PDF Parsers

For parsing routine data from PDF files.

Exam Routine Parser

class routinepy.lib.scraper.parsers.pdf.exam_routine.BaseExamPdfParser[source]

Factory class that routes exam table extractions to program-specific extractors.

This class provides the main interface for extracting raw exam table from PDF into a workable list for further processing.

Note

Specific program codes need to have their own implementation.

See also

For an example implementation, see the source code of Program006ExamPdfParser.

static extract_raw_tables(program_code: ProgramCode, path: Path) list[source]

Extracts and returns cleaned raw table data from a PDF file based on the specified program code.

This method selects an appropriate parser for the given program code and uses it to extract table data from the provided PDF file.

Parameters:
  • program_code (ProgramCode) – The program code (e.g., ‘006’, ‘001’) to determine the parser to use.
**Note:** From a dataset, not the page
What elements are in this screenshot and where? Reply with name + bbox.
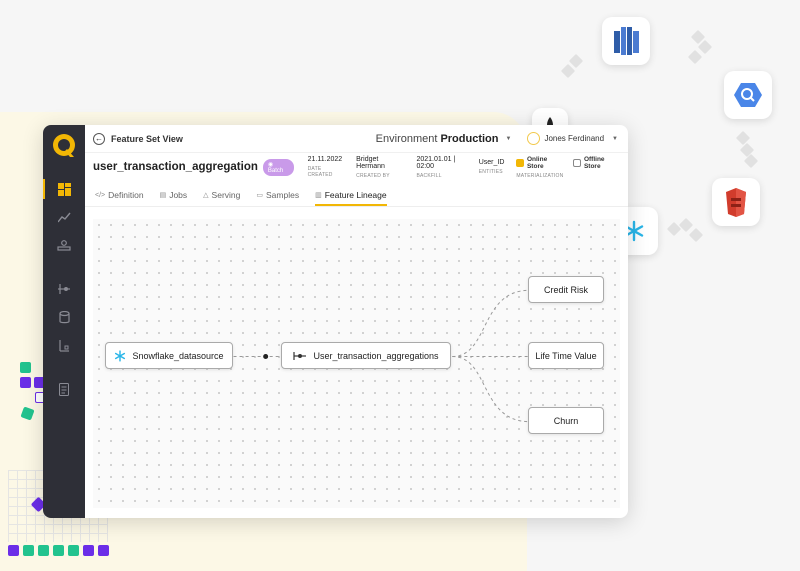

  • path (Path) – The file path to the PDF file to be parsed.

Returns:

A list of raw table data extracted from the PDF.

Return type:

list

Note

  • Specific program codes need to have their own implementation.

Warning

  • Only routinepy.lib.api.enums.ProgramCode.CSE_DAY using Program006ExamPdfParser is currently supported

See also

For an example implementation, see the source code of Program006ExamPdfParser.